= The Witch Saga =

Fantasy novel series by Phyllis Reynolds Naylor

The Witch Saga is a 6-part fantasy novel series by author Phyllis Reynolds Naylor. The books deal with supernatural forces, specifically witchcraft. Witch's Sister, the first book in the series, was adapted into an episode of the television series, Big Blue Marble.

==Characters==
- Lynn Morley is an eleven-year-old living in small town Indiana. She is considered to be a "normal" child, and thus her fear of and belief in the supernatural is considered unusual by her parents. Despite suspecting Mrs. Tuggle of witchcraft, Lynn confronts the old woman on many occasions, fearing to do otherwise could mean harm for her family and friends.
- Marjorie "Mouse" Beasely is Lynn Morley's best friend, and accompanies her throughout the series. Marjorie's parents have recently separated, causing her to feel very insecure, and thus making her vulnerable towards Mrs. Tuggle when she offers maternal guidance.
- Mrs. Elnora Tuggle is an elderly woman, and neighbor to Lynn and Marjorie. She is originally from England, immigrating to Indiana as a young bride, where she pursued her witchcraft quietly for many years. However, when the town is voting to dig up the old cemetery where her brother is buried, the old woman takes a great interest in forming a coven, enlisting the assistance of Lynn's various friends and family members. It is believed by Lynn and Marjorie that Mrs. Tuggle's brother didn't drown, as she claims, but was murdered by the old woman so he could be bodily transformed into an animal to do her bidding. At the end of the third novel, the witch's house is hit by lightning and burns down, Mrs. Tuggle still inside of it. Her spirit lives on however, through her glass eye which did not perish in the flames, and possesses Lynn, almost causing her to commit suicide. It is later revealed that Mrs. Tuggle did not die in the fire, as she returns in the final novel, adapting the alias of Elnora's younger sister, "Greta Gullone". Lynn, Marjorie, their families and friends confront Mrs. Gullone at her house on a dark November night, combining their energy into transforming the old woman into an innocent kitten, which Marjorie later adopts.

==Books==
In Witch's Sister (1975), 11-year-old Lynn Morley suspects her older sister, Judith, of witchcraft after a series of odd and unexplainable happenings, such as conjuring up a boy from the local creek. Lynn and her friend, Marjorie "Mouse" Beasley, soon realize that Judith is under the influence of an eccentric old woman, who is developing a plan to murder the girls' five-year-old brother, Stevie.

In Witch Water (1977), Lynn Morley's best friend, Marjorie "Mouse" Beasley, becomes prey to her eccentric, elderly, neighbor, the morbid Mrs.

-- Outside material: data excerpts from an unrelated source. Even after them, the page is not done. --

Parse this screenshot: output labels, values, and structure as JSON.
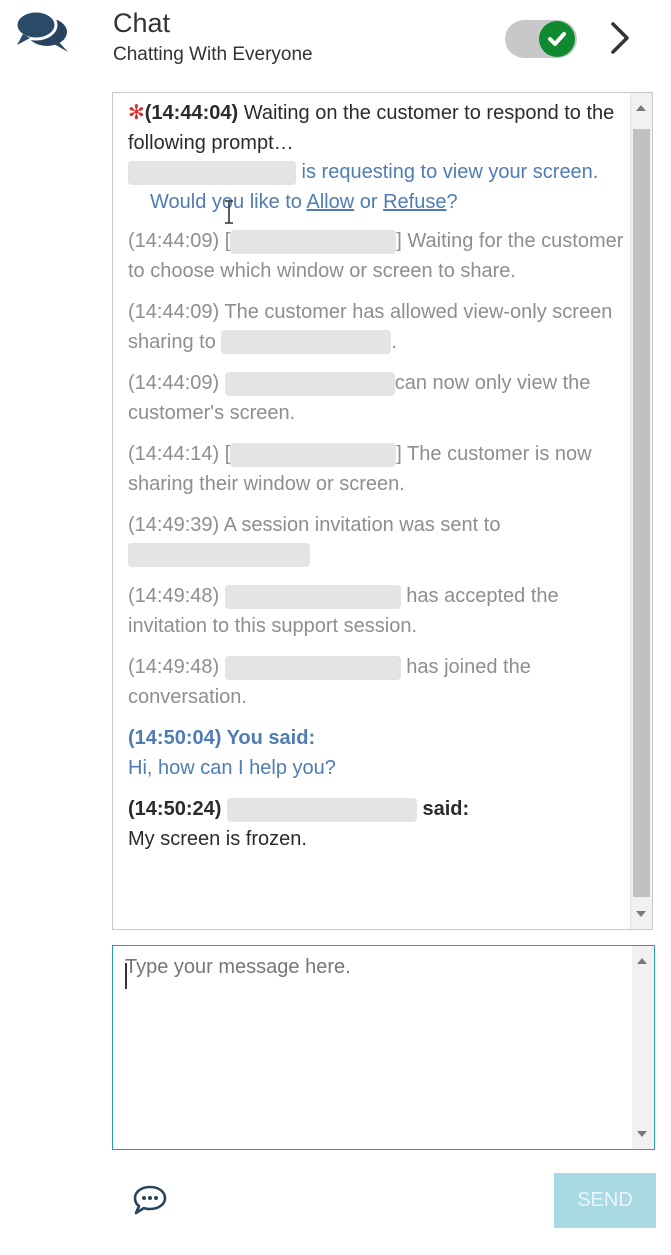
{
  "header": {
    "title": "Chat",
    "subtitle": "Chatting With Everyone",
    "toggle_state": "on",
    "toggle_color": "#108a2e"
  },
  "messages": {
    "m1": {
      "time": "(14:44:04)",
      "text": " Waiting on the customer to respond to the following prompt…",
      "request": " is requesting to view your screen.",
      "question_pre": "Would you like to ",
      "allow": "Allow",
      "or": " or ",
      "refuse": "Refuse",
      "question_end": "?"
    },
    "m2": {
      "time": "(14:44:09)",
      "pre": " [",
      "post": "] Waiting for the customer to choose which window or screen to share."
    },
    "m3": {
      "time": "(14:44:09)",
      "text": " The customer has allowed view-only screen sharing to ",
      "end": "."
    },
    "m4": {
      "time": "(14:44:09) ",
      "text": "can now only view the customer's screen."
    },
    "m5": {
      "time": "(14:44:14)",
      "pre": " [",
      "post": "] The customer is now sharing their window or screen."
    },
    "m6": {
      "time": "(14:49:39)",
      "text": " A session invitation was sent to"
    },
    "m7": {
      "time": "(14:49:48) ",
      "text": " has accepted the invitation to this support session."
    },
    "m8": {
      "time": "(14:49:48) ",
      "text": " has joined the conversation."
    },
    "m9": {
      "header": "(14:50:04) You said:",
      "text": "Hi, how can I help you?"
    },
    "m10": {
      "time": "(14:50:24) ",
      "said": " said:",
      "text": "My screen is frozen."
    }
  },
  "input": {
    "placeholder": "Type your message here."
  },
  "footer": {
    "send_label": "SEND"
  },
  "colors": {
    "accent": "#2a9bb3",
    "send_bg": "#a9d9e2",
    "message_blue": "#4f7cb5",
    "system_gray": "#8e8e8e",
    "alert_red": "#d32f2f"
  },
  "icons": [
    "chat-bubbles-icon",
    "check-icon",
    "chevron-right-icon",
    "text-cursor-icon",
    "chat-bubble-dots-icon"
  ]
}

Tuggle, after the separation of her parents. Lynn must stop the old woman from luring her friend into her coven of witches.

In The Witch Herself (1979), Lynn Morley's mother, Sylvia, becomes vulnerable to Mrs. Tuggle's witchcraft after renting a writing studio from her. Lynn confronts the old woman in a last-ditch effort to save her family.

In The Witch's Eye (1990), Lynn Morley's life seems to be returning to normal after Mrs. Tuggle's death, that is until her younger brother discovers the witch's glass eye among the ashes of her house. The eye controls anyone who has it in their possession, including Lynn herself.

In Witch Weed (1991), an odd crop of weeds begin growing in the field behind Lynn Morley's house, right around the area where Mouse threw Mrs. Tuggle's glass eye.

In The Witch Returns (1992), an old woman moves into Mrs. Tuggle's newly re-constructed house, and she bears a striking resemblance to the former inhabitant. Lynn Morley fears that the witch may have returned to haunt their sleepy, Indiana town. Lynn's entire family must come together in order to combat the evil.